In the early 70s, bottled and canned beer only made up a small proportion of the market, and it didn’t matter all that much when CAMRA decided to make bottle-conditioned beer, which was down to a small handful of products, the packaged equivalent of real ale. But in the longer term, as drinking increasingly moved from the pub to the home, this proved to be a strategic error. Bottle-conditioning is great for strong speciality brews but, because of the practical difficulties of storage, pouring and consistency, it is never going to be a realistic option for everyday quaffing beers, something that the brewers had realised long before they started dropping cask on draught. So, when all the well-known real ales started appearing in bottles, CAMRA lumped them in the same category as cans of Long Life, while encouraging small breweries to produce bottle-conditioned ales which qualified for “CAMRA says this is Real Ale” but were often highly inconsistent products that did not encourage repeat purchase.
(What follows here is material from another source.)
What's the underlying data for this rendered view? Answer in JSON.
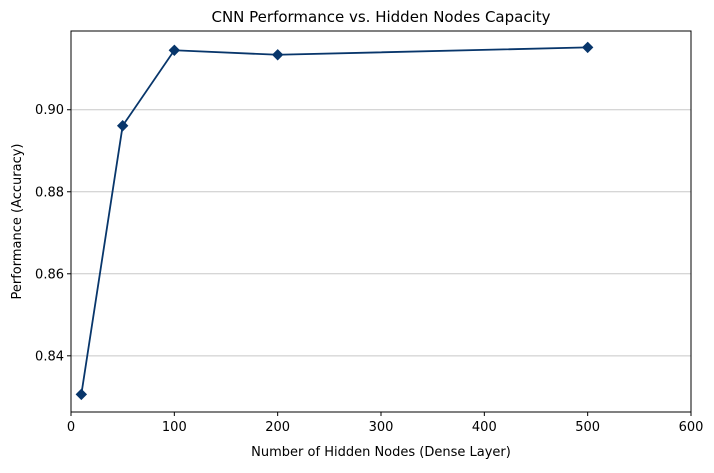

It’s commonplace for the drinkers who choose cask beer in the pub to buy the bottled versions for drinking at home and refer to them as “real ales”, even though strictly speaking they aren’t. Drinkers see the two as equivalent even if CAMRA doesn’t. One CAMRA magazine notoriously declares “tins are always very, very bad”. The likes of Beavertown might have something to say about that!
Forty years on, the beer scene is far more diverse than it was in the early days. Lager has come to dominate the market – much dull or indifferent, some truly excellent. We have imports from all over the world, the craft beer movement has brought a bewildering array of styles and flavours, and we have high-quality beers from small new breweries appearing in keg form, some of which technically qualify as real ale. The old certainties have gone, and it no longer makes any sense to dismiss entire categories of beer out of hand or suggest that the people who drink them are ill-informed. Most of us, including most CAMRA members, are to some extent “repertoire drinkers” now, and don’t religiously stick to the same product on grounds of principle. I rarely drink anything but cask in pubs, as I make a point of choosing pubs that serve decent cask, but I’m certainly not the kind of person who sits at a wedding drinking bitter lemon with a face like a wet weekend because the only beer available is Foster’s. If you want to encourage people to try something new, denigrating their current choice is not a good way to go about it. It is good news that CAMRA has at last officially recognised that championing Britain’s unique contribution to the beer world and a key part of our national heritage requires a positive, outward-looking approach rather than refighting the doctrinaire battles of forty years ago.